Photo : Radio-Canada / Philippe L'Heureux
Entre 250 et 300 personnes connues de nos services ont besoin de répit, assure Véronique Vézina.
Sur les 18 organismes qui offrent un service de répit dans la région de la Capitale-Nationale, plusieurs ont fermé leur liste d'attente parce qu'ils ont plus la capacité d'accueillir de nouvelles familles ou de nouvelles personnes, précise Mme Vézina.
L’autre 50 M$ nécessaire
En 2022, pendant la campagne électorale, la Coalition avenir Québec s’engageait à investir 100 millions de dollars pour ajouter 500 places dans les centres de répit pour personnes handicapées.
Si on veut vraiment éviter que les familles s'épuisent, il faut mettre en place un plan de service qui leur permet d'avoir des répits réguliers, prévient Véronique Vézina.
Malheureusement, on est vraiment au strict minimum pour chacune des familles.
Il faut savoir qu'actuellement, les barèmes, selon la complexité de l'intervention ou l'âge de la personne, le Ministère a considéré qu'on offre à une ressource à peu près 40 $ par jour, pour une famille. Ça peut être variable, un peu plus, un peu moins, mais à 40 $ par jour, on paye à peine trois heures d'un intervenant pour soutenir la personne, décrit Mme Vézina.
Elle espère que la Semaine québécoise des personnes handicapées soit le moment choisi pour que ça change. On espère que l'autre 50 millions qui a été promis va descendre cette semaine, pourquoi pas, lance-t-elle avec un large sourire.
De petits gains
À Cité-Joie, situé au Lac-Beauport, un nouveau programme permet d’offrir un peu plus de service de répit. L’endroit accueille tant des enfants que des adultes vivant avec un ou plusieurs handicaps et aussi des personnes autistes.
Un nouveau programme socioprofessionnel, chapeauté par le CIUSSS de la Capitale-Nationale, permet à Cité-Joie d’accueillir d’offrir un espace pour des gens qui ne sont pas capables d'intégrer le marché du travail , explique Olivier Piquer, directeur général de l’endroit. La ressource est destinée aux 21 ans et plus alors que les aides s'épuisent à partir de cet âge.

Olivier Piquer est directeur général de Cité-Joie qui offre des camps pour les personnes handicapées ou autistes et des périodes de répits à leurs proches.
Photo : Radio-Canada / Philippe L'Heureux
Il leur fallait un endroit où ils puissent passer la journée, pour s'occuper et développer en même temps des aptitudes sociales, puis se côtoyer aussi, développer des liens d'amitié, ajoute M. Piquer.
Ce type d’aide réjouit Martin Houde, père d’un jeune homme handicapé, qui fréquente Cité-Joie depuis quelques années. Le centre de jour, je le vois beaucoup plus comme un lieu d'apprentissage puis d'épanouissement incroyable pour lui à travers ses pairs oui, mais à travers aussi des gens qui vont aborder les choses de façon différente et qui vont poser les questions, pas en en bébé. Ils vont vraiment y aller comme dans la vraie vie.

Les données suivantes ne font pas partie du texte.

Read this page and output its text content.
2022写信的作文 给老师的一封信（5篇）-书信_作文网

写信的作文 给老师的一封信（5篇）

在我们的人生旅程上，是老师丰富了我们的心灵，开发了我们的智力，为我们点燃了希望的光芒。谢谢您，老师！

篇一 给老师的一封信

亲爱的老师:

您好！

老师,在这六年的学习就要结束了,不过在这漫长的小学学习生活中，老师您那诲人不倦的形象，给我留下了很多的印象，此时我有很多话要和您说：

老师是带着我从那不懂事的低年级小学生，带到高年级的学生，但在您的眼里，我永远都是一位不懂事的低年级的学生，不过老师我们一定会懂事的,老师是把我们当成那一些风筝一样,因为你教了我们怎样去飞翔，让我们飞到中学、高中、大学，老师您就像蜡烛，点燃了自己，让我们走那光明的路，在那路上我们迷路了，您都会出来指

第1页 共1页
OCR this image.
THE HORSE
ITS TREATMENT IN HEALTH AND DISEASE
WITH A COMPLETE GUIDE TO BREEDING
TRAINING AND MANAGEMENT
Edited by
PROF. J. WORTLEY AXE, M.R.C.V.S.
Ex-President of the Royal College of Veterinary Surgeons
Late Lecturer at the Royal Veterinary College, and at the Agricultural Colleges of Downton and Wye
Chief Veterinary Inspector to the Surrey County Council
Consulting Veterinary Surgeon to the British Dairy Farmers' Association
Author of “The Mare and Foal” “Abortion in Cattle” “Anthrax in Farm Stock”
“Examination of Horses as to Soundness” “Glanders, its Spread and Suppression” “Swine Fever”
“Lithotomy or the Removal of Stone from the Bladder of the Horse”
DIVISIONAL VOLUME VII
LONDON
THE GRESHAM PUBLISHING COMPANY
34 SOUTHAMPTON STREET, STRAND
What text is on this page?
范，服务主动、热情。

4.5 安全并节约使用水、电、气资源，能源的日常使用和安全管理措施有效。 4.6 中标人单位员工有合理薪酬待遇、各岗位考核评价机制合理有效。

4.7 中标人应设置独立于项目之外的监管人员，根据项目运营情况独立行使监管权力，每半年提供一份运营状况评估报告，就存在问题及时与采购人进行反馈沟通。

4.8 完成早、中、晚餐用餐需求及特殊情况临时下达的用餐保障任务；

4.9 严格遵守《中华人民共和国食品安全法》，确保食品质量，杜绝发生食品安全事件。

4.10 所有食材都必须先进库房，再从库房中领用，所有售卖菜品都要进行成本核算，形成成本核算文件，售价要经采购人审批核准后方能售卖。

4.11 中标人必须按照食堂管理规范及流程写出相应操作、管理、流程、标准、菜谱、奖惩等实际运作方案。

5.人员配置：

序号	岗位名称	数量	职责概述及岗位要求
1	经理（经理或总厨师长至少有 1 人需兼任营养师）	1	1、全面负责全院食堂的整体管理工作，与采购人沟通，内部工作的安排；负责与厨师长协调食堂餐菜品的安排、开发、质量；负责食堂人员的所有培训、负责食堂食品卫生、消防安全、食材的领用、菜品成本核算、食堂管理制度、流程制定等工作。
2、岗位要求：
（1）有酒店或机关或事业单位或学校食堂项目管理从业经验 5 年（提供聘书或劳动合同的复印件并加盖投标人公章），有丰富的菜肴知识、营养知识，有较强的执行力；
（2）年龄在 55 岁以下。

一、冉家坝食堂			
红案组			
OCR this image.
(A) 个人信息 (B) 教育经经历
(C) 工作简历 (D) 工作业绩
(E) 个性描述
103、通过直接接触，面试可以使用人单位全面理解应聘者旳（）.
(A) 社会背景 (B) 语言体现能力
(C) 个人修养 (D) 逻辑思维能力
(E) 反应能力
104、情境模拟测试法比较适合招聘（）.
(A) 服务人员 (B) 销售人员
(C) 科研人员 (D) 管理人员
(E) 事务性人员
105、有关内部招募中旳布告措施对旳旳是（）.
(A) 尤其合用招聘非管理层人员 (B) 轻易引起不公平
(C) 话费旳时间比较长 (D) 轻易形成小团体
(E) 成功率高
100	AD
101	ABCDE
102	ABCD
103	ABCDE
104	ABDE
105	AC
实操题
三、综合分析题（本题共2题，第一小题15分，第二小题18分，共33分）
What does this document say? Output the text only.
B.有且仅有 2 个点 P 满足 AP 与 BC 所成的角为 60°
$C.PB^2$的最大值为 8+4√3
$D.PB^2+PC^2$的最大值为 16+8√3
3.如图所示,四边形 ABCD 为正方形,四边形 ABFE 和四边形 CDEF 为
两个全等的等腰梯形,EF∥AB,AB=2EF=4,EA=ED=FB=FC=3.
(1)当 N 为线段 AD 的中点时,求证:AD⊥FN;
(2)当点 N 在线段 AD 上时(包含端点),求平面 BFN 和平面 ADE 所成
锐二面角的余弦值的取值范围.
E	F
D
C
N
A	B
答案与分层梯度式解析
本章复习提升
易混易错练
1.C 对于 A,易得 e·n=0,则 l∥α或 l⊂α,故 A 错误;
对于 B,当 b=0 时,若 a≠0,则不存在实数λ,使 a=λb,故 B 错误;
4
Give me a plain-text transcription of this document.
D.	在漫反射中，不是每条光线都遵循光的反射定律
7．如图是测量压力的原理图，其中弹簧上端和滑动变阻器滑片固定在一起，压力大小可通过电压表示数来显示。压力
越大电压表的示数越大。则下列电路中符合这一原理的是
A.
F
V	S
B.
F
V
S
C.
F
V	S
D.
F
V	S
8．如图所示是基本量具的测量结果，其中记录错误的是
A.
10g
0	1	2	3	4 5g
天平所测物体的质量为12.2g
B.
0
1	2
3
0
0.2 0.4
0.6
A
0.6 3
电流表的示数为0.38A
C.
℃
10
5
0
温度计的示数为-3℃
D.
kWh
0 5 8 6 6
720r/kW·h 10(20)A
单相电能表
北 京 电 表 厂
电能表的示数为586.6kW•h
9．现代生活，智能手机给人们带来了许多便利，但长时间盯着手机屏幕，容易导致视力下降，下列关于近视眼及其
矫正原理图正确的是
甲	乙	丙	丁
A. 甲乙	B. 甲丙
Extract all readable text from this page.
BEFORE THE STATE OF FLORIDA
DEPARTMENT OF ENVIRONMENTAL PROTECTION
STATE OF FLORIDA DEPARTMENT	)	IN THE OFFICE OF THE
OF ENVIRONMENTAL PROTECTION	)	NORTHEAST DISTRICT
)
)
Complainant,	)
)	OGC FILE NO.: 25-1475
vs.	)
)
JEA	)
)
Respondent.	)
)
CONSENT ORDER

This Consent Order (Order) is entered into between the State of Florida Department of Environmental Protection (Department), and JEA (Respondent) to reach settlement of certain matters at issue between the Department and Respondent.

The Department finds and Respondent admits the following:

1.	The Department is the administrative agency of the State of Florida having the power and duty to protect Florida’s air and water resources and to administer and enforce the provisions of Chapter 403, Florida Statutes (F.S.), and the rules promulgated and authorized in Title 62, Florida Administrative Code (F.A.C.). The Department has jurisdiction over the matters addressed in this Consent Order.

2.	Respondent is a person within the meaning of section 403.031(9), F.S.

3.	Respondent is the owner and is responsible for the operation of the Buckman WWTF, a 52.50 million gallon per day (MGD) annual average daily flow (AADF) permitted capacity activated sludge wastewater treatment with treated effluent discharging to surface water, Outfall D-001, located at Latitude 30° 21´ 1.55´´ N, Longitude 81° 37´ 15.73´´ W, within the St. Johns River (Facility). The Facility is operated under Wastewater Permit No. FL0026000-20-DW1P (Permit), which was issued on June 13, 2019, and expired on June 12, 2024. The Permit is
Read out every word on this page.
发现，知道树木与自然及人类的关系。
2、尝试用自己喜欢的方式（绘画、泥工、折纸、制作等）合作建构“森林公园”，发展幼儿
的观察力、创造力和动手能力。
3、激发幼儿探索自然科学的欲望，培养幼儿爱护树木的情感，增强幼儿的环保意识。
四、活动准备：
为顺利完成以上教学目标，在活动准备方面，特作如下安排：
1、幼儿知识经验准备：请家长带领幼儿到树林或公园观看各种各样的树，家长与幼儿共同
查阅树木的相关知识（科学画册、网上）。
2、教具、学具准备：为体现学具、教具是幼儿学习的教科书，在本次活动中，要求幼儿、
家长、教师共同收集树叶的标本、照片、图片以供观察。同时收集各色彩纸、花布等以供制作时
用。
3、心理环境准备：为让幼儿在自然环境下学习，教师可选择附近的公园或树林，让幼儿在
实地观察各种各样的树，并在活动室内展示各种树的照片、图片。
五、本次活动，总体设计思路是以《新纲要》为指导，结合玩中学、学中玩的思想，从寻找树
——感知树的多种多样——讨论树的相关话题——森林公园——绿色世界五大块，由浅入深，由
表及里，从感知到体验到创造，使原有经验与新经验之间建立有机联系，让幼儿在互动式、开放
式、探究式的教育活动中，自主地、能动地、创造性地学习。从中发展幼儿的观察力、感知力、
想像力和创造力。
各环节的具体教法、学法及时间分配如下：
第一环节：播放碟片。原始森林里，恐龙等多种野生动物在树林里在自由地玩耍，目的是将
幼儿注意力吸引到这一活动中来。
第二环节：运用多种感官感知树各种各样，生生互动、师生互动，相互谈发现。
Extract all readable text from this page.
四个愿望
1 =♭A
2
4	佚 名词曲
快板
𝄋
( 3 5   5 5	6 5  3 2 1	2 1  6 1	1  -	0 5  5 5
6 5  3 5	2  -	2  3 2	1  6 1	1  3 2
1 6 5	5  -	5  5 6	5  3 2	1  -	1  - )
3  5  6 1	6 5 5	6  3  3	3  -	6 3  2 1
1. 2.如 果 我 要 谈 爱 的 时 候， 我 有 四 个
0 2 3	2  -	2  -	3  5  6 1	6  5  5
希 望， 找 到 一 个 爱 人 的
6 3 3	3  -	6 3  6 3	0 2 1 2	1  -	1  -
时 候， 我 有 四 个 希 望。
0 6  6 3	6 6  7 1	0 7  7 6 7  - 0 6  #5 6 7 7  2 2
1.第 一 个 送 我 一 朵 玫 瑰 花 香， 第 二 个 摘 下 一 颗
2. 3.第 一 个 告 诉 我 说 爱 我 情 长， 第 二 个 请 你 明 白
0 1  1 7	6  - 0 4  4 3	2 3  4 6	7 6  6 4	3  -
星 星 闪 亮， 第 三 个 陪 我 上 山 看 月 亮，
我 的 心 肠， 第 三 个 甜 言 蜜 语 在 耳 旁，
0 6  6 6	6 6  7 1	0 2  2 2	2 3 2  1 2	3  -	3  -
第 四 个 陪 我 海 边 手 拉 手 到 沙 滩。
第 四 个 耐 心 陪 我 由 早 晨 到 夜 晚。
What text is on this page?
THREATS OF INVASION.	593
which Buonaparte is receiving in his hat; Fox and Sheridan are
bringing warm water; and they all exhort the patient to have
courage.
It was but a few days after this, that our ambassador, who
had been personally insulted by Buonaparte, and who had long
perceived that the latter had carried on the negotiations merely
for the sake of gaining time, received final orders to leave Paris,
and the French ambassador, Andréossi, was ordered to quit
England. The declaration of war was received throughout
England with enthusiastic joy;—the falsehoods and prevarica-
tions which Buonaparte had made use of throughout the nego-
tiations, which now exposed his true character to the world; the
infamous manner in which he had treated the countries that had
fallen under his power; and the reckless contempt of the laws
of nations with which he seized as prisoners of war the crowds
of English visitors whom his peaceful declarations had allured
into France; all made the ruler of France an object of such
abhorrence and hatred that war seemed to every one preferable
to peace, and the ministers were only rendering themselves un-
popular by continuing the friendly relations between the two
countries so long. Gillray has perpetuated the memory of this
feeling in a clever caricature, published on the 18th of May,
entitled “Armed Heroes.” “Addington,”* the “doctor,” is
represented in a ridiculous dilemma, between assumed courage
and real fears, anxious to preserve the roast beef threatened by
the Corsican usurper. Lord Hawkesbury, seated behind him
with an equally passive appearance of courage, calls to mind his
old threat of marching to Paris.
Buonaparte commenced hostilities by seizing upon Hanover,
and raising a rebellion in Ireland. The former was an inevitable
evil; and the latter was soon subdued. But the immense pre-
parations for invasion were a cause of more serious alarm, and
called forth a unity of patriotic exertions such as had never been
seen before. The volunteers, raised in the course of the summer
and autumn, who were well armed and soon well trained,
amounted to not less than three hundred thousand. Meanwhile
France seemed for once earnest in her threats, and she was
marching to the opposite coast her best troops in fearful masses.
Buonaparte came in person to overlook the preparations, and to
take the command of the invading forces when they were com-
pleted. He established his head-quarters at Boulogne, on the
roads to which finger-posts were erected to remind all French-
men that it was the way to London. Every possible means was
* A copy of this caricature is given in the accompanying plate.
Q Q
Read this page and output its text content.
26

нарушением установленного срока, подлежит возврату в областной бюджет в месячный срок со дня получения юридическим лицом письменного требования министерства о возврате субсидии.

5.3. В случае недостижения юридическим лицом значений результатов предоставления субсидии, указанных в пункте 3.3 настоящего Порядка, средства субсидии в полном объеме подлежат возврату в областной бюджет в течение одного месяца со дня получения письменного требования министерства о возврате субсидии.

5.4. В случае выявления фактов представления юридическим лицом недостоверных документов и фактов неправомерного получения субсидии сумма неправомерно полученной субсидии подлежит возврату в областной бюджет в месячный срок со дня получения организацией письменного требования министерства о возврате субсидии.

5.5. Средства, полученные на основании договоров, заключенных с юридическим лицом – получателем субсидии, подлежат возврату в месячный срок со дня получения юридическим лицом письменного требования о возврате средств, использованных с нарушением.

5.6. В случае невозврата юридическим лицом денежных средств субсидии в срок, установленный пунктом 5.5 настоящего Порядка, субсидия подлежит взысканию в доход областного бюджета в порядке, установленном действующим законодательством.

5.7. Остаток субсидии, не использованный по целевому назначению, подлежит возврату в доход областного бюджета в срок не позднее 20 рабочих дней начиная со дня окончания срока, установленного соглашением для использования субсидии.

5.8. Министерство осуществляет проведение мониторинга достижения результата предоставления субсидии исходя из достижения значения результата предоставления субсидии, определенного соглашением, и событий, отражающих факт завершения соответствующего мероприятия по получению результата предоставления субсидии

Le fils de Martin Houde profite des services et des installations de Cité-Joie depuis quelques années. Pour ce parent, ce type d'offre fait une grande différence.
Photo : Radio-Canada / Philippe L'Heureux
Nous avons tenté de joindre le cabinet du ministre Lionel Carmant et Santé Québec. Nous attendons toujours des réponses de leur part.
Avec les informations de Philippe L’Heureux.